Cronaca Italia

Capodanno, le città che vieteranno i botti

Capodanno, le città che vieteranno i botti

Fuochi d’artificio

ROMA – Ottocentocinquanta sono i Comuni italiani che hanno raccolto l’appello delle associazioni animaliste a limitare o a vietare del tutto l’uso di botti e petardi per festeggiare il Capodanno.

Una misura adottata per evitare di terrorizzare gli animali domestici, ma anche per non aggravare l’inquinamento che già in queste settimane si attesta a livelli molto alti e soprattutto per limitare il numero di feriti e mutilati che ogni anno si contano a decine dopo l’ultimo dell’anno. Nella notte di San Silvestro, ad esempio, non si potranno sparare i botti a Milano, Torino e Genova.

A Bologna i botti saranno vietati dal 24 dicembre al 7 gennaio, con tanto di maxi multa di cinquecento euro per chi viene sorpreso a spararne. A Siena sono stati vietati nel centro storico, mentre a Firenze il sindaco Nardella ha annunciato che i botti saranno permessi, anche se ha lanciato un appello a limitarne l’uso.

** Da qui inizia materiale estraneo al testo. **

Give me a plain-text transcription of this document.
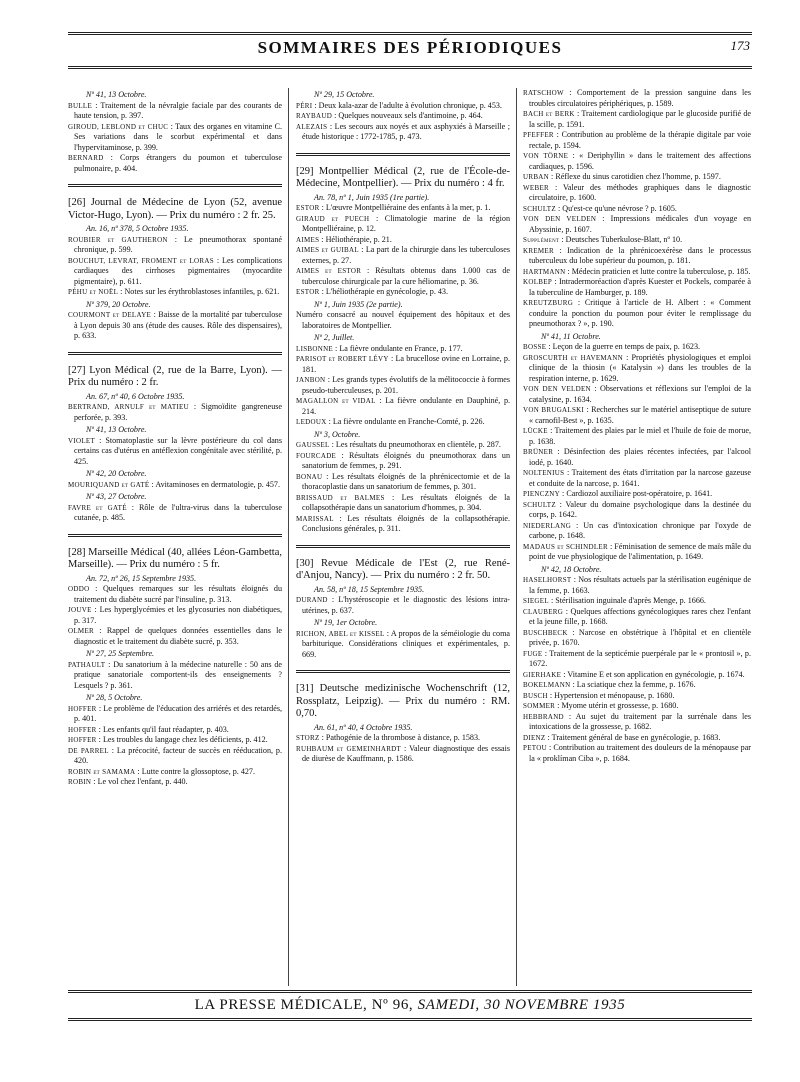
SOMMAIRES DES PÉRIODIQUES	173
Nº 41, 13 Octobre.

BULLE : Traitement de la névralgie faciale par des courants de haute tension, p. 397.

GIROUD, LEBLOND et CHUC : Taux des organes en vitamine C. Ses variations dans le scorbut expérimental et dans l'hypervitaminose, p. 399.

BERNARD : Corps étrangers du poumon et tuberculose pulmonaire, p. 404.

[26] Journal de Médecine de Lyon (52, avenue Victor-Hugo, Lyon). — Prix du numéro : 2 fr. 25.

An. 16, nº 378, 5 Octobre 1935.

ROUBIER et GAUTHERON : Le pneumothorax spontané chronique, p. 599.

BOUCHUT, LEVRAT, FROMENT et LORAS : Les complications cardiaques des cirrhoses pigmentaires (myocardite pigmentaire), p. 611.

PÉHU et NOËL : Notes sur les érythroblastoses infantiles, p. 621.

Nº 379, 20 Octobre.

COURMONT et DELAYE : Baisse de la mortalité par tuberculose à Lyon depuis 30 ans (étude des causes. Rôle des dispensaires), p. 633.

[27] Lyon Médical (2, rue de la Barre, Lyon). — Prix du numéro : 2 fr.

An. 67, nº 40, 6 Octobre 1935.

BERTRAND, ARNULF et MATIEU : Sigmoïdite gangreneuse perforée, p. 393.

Nº 41, 13 Octobre.

VIOLET : Stomatoplastie sur la lèvre postérieure du col dans certains cas d'utérus en antéflexion congénitale avec stérilité, p. 425.

Nº 42, 20 Octobre.

MOURIQUAND et GATÉ : Avitaminoses en dermatologie, p. 457.

Nº 43, 27 Octobre.

FAVRE et GATÉ : Rôle de l'ultra-virus dans la tuberculose cutanée, p. 485.

[28] Marseille Médical (40, allées Léon-Gambetta, Marseille). — Prix du numéro : 5 fr.

An. 72, nº 26, 15 Septembre 1935.

ODDO : Quelques remarques sur les résultats éloignés du traitement du diabète sucré par l'insuline, p. 313.

JOUVE : Les hyperglycémies et les glycosuries non diabétiques, p. 317.

OLMER : Rappel de quelques données essentielles dans le diagnostic et le traitement du diabète sucré, p. 353.

Nº 27, 25 Septembre.

PATHAULT : Du sanatorium à la médecine naturelle : 50 ans de pratique sanatoriale comportent-ils des enseignements ? Lesquels ? p. 361.

Nº 28, 5 Octobre.

HOFFER : Le problème de l'éducation des arriérés et des retardés, p. 401.

HOFFER : Les enfants qu'il faut réadapter, p. 403.

HOFFER : Les troubles du langage chez les déficients, p. 412.

DE PARREL : La précocité, facteur de succès en rééducation, p. 420.

ROBIN et SAMAMA : Lutte contre la glossoptose, p. 427.

ROBIN : Le vol chez l'enfant, p. 440.

Nº 29, 15 Octobre.

PÉRI : Deux kala-azar de l'adulte à évolution chronique, p. 453.

RAYBAUD : Quelques nouveaux sels d'antimoine, p. 464.

ALEZAIS : Les secours aux noyés et aux asphyxiés à Marseille ; étude historique : 1772-1785, p. 473.

[29] Montpellier Médical (2, rue de l'École-de-Médecine, Montpellier). — Prix du numéro : 4 fr.

An. 78, nº 1, Juin 1935 (1re partie).

ESTOR : L'œuvre Montpelliéraine des enfants à la mer, p. 1.

GIRAUD et PUECH : Climatologie marine de la région Montpelliéraine, p. 12.

AIMES : Héliothérapie, p. 21.

AIMES et GUIBAL : La part de la chirurgie dans les tuberculoses externes, p. 27.

AIMES et ESTOR : Résultats obtenus dans 1.000 cas de tuberculose chirurgicale par la cure héliomarine, p. 36.

ESTOR : L'héliothérapie en gynécologie, p. 43.

Nº 1, Juin 1935 (2e partie).

Numéro consacré au nouvel équipement des hôpitaux et des laboratoires de Montpellier.

Nº 2, Juillet.

LISBONNE : La fièvre ondulante en France, p. 177.

PARISOT et ROBERT LÉVY : La brucellose ovine en Lorraine, p. 181.

JANBON : Les grands types évolutifs de la mélitococcie à formes pseudo-tuberculeuses, p. 201.

MAGALLON et VIDAL : La fièvre ondulante en Dauphiné, p. 214.

LEDOUX : La fièvre ondulante en Franche-Comté, p. 226.

Nº 3, Octobre.

GAUSSEL : Les résultats du pneumothorax en clientèle, p. 287.

FOURCADE : Résultats éloignés du pneumothorax dans un sanatorium de femmes, p. 291.

BONAU : Les résultats éloignés de la phrénicectomie et de la thoracoplastie dans un sanatorium de femmes, p. 301.

BRISSAUD et BALMES : Les résultats éloignés de la collapsothérapie dans un sanatorium d'hommes, p. 304.

MARISSAL : Les résultats éloignés de la collapsothérapie. Conclusions générales, p. 311.

[30] Revue Médicale de l'Est (2, rue René-d'Anjou, Nancy). — Prix du numéro : 2 fr. 50.

An. 58, nº 18, 15 Septembre 1935.

DURAND : L'hystéroscopie et le diagnostic des lésions intra-utérines, p. 637.

Nº 19, 1er Octobre.

RICHON, ABEL et KISSEL : A propos de la séméiologie du coma barbiturique. Considérations cliniques et expérimentales, p. 669.

[31] Deutsche medizinische Wochenschrift (12, Rossplatz, Leipzig). — Prix du numéro : RM. 0,70.

An. 61, nº 40, 4 Octobre 1935.

STORZ : Pathogénie de la thrombose à distance, p. 1583.

RUHBAUM et GEMEINHARDT : Valeur diagnostique des essais de diurèse de Kauffmann, p. 1586.

RATSCHOW : Comportement de la pression sanguine dans les troubles circulatoires périphériques, p. 1589.

BACH et BERK : Traitement cardiologique par le glucoside purifié de la scille, p. 1591.

PFEFFER : Contribution au problème de la thérapie digitale par voie rectale, p. 1594.

VON TÖRNE : « Deriphyllin » dans le traitement des affections cardiaques, p. 1596.

URBAN : Réflexe du sinus carotidien chez l'homme, p. 1597.

WEBER : Valeur des méthodes graphiques dans le diagnostic circulatoire, p. 1600.

SCHULTZ : Qu'est-ce qu'une névrose ? p. 1605.

VON DEN VELDEN : Impressions médicales d'un voyage en Abyssinie, p. 1607.

Supplément : Deutsches Tuberkulose-Blatt, nº 10.

KREMER : Indication de la phrénicoexérèse dans le processus tuberculeux du lobe supérieur du poumon, p. 181.

HARTMANN : Médecin praticien et lutte contre la tuberculose, p. 185.

KOLBEP : Intradermoréaction d'après Kuester et Pockels, comparée à la tuberculine de Hamburger, p. 189.

KREUTZBURG : Critique à l'article de H. Albert : « Comment conduire la ponction du poumon pour éviter le remplissage du pneumothorax ? », p. 190.

Nº 41, 11 Octobre.

BOSSE : Leçon de la guerre en temps de paix, p. 1623.

GROSCURTH et HAVEMANN : Propriétés physiologiques et emploi clinique de la thiosin (« Katalysin ») dans les troubles de la respiration interne, p. 1629.

VON DEN VELDEN : Observations et réflexions sur l'emploi de la catalysine, p. 1634.

VON BRUGALSKI : Recherches sur le matériel antiseptique de suture « carnofil-Best », p. 1635.

LÜCKE : Traitement des plaies par le miel et l'huile de foie de morue, p. 1638.

BRÜNER : Désinfection des plaies récentes infectées, par l'alcool iodé, p. 1640.

NOLTENIUS : Traitement des états d'irritation par la narcose gazeuse et conduite de la narcose, p. 1641.

PIENCZNY : Cardiozol auxiliaire post-opératoire, p. 1641.

SCHULTZ : Valeur du domaine psychologique dans la destinée du corps, p. 1642.

NIEDERLANG : Un cas d'intoxication chronique par l'oxyde de carbone, p. 1648.

MADAUS et SCHINDLER : Féminisation de semence de maïs mâle du point de vue physiologique de l'alimentation, p. 1649.

Nº 42, 18 Octobre.

HASELHORST : Nos résultats actuels par la stérilisation eugénique de la femme, p. 1663.

SIEGEL : Stérilisation inguinale d'après Menge, p. 1666.

CLAUBERG : Quelques affections gynécologiques rares chez l'enfant et la jeune fille, p. 1668.

BUSCHBECK : Narcose en obstétrique à l'hôpital et en clientèle privée, p. 1670.

FUGE : Traitement de la septicémie puerpérale par le « prontosil », p. 1672.

GIERHAKE : Vitamine E et son application en gynécologie, p. 1674.

BOKELMANN : La sciatique chez la femme, p. 1676.

BUSCH : Hypertension et ménopause, p. 1680.

SOMMER : Myome utérin et grossesse, p. 1680.

HEBBRAND : Au sujet du traitement par la surrénale dans les intoxications de la grossesse, p. 1682.

DIENZ : Traitement général de base en gynécologie, p. 1683.

PETOU : Contribution au traitement des douleurs de la ménopause par la « proklíman Ciba », p. 1684.

LA PRESSE MÉDICALE, Nº 96, SAMEDI, 30 NOVEMBRE 1935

In Abruzzo saranno vietati a Pescara e a Chieti, mentre misure analoghe sono state adottate anche nei Comuni di Reggio Calabria e di Cosenza, in Calabria. In Puglia la polvere pirica è stata messa al bando nel capoluogo, Bari, e nei Comuni di Altamura, Gravina in Puglia, Molfetta ed altri.

Tra le città che hanno emesso divieti di sparare petardi e botti ci sono anche Ancona e Sassari, Viterbo e Lucca. Tra le località turistiche, spicca il divieto di Cortina d’Ampezzo, dove il Capodanno verrà festeggiato a “basso volume”. In Sicilia, botti vietati a Messina.

Da segnalare, infine, il caso di Casamarciano: uno dei pochissimi Comuni della provincia di Napoli a mettere al bando petardi, botti e fuochi pirotecnici.